Vous avez une feuille de route avec cinq axes. Mais si vous deviez choisir, lequel serait prioritaire ? 
V. R.-L. : Nous pesons un vrai poids économique et c’est très bien d'avoir argumenté là-dessus, mais peut-être a-t-on un peu perdu de vue à quoi sert le service public de la culture. Le combat prioritaire, peut-être, serait de retrouver une petite musique séduisante à l'oreille pas seulement des spectateurs, mais aussi des décideurs et d’autres secteurs d'activité. Nous manions de l’argent public, ça coûte, mais ce n'est pas forcément le nombre d'entrées que l’ont fait qui est l’alpha et l’oméga. Derrière, c'est une société plus fraternelle, plus apaisée.
C. P. : Nous devons réaffirmer vraiment la question de l'intérêt général dans le service public de la culture. 

L’un des points de tension actuel est la baisse, parfois même l’effondrement du soutien des collectivités, pour des raisons parfois économiques, mais parfois aussi très politiques. Que comptez-vous faire ? 
C. P. : En effet, c'est assez vertigineux. Évidemment, il y a la question de la compétence partagée qui va être notre sujet prioritaire, même si le débat n'est pas forcément à notre avantage en ce moment, car des collectivités ont déjà fait le choix de dire que la culture ne les concerne plus. Il va falloir interroger le législateur.
V. R.-L. : On doit également renforcer le dialogue avec les élus locaux convaincus, qui peuvent faire contagion chez d'autres ou servir de boussole. Nous pouvons agir plus fortement auprès de leurs fédérations.

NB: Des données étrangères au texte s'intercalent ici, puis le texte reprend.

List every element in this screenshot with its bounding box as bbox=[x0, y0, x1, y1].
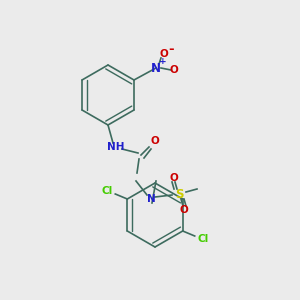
Text: O: O bbox=[180, 205, 188, 215]
Text: S: S bbox=[175, 188, 183, 200]
Text: O: O bbox=[160, 49, 168, 59]
Text: O: O bbox=[151, 136, 159, 146]
Text: +: + bbox=[159, 56, 167, 65]
Text: O: O bbox=[169, 65, 178, 75]
Text: N: N bbox=[147, 194, 155, 204]
Text: -: - bbox=[168, 44, 174, 56]
Text: N: N bbox=[151, 61, 161, 74]
Text: Cl: Cl bbox=[102, 186, 113, 196]
Text: Cl: Cl bbox=[197, 234, 208, 244]
Text: O: O bbox=[169, 173, 178, 183]
Text: NH: NH bbox=[107, 142, 125, 152]
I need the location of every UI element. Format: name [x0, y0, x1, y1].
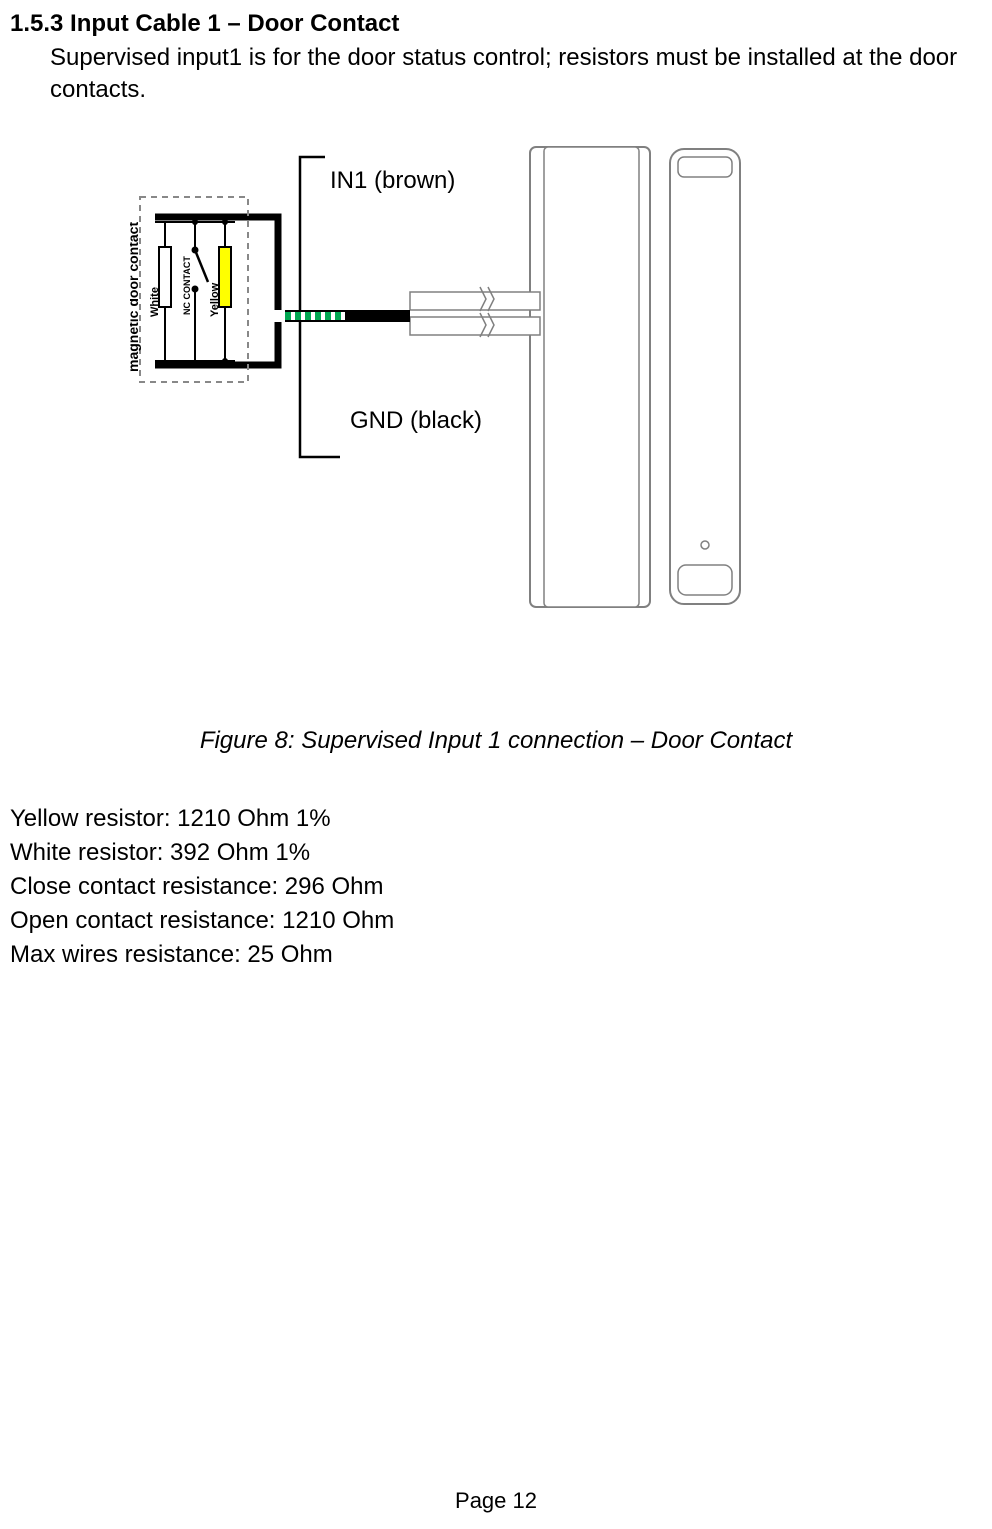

Êtes-vous inquiets à l’approche des élections municipales ? 
C. P. : Extrêmement inquiets. Nous regardons les cartes et nous voyons quelles collectivités pourraient basculer dans une zone de non-dialogue. Ce qui a changé, c'est que nous avons une extrême droite aujourd’hui armée idéologiquement, sur ce que devraient être aujourd'hui la proposition et l'offre culturelle de services publics. Il va falloir batailler sur le terrain des programmes, ce qui n'était pas le cas avant. Cela va nous obliger à préciser aussi certaines positions, à préciser exactement notre vision du service public de la culture.

Il y a l'extrême droite, mais on voit que certaines idées et postures ont essaimé dans la droite traditionnelle.
C. P. : Nous avons en effet un discours de remise en question plus généralisé sur la nécessité même de la culture. Avec Christelle Morançais par exemple, nous avons une vision très claire de ce que devrait être la culture : un divertissement pur et simple, rentable, avec une vision commerciale. Et c’est vrai que l’on ne s'attendait pas à ces attaques-là de ce spectre politique.
V. R.-L. : Nous serons impactés dès la saison prochaine par ces municipales. Je me souviens de 2014 : dans les mois qui ont suivi, de nombreux directeurs de théâtres de ville ont été débarqués… 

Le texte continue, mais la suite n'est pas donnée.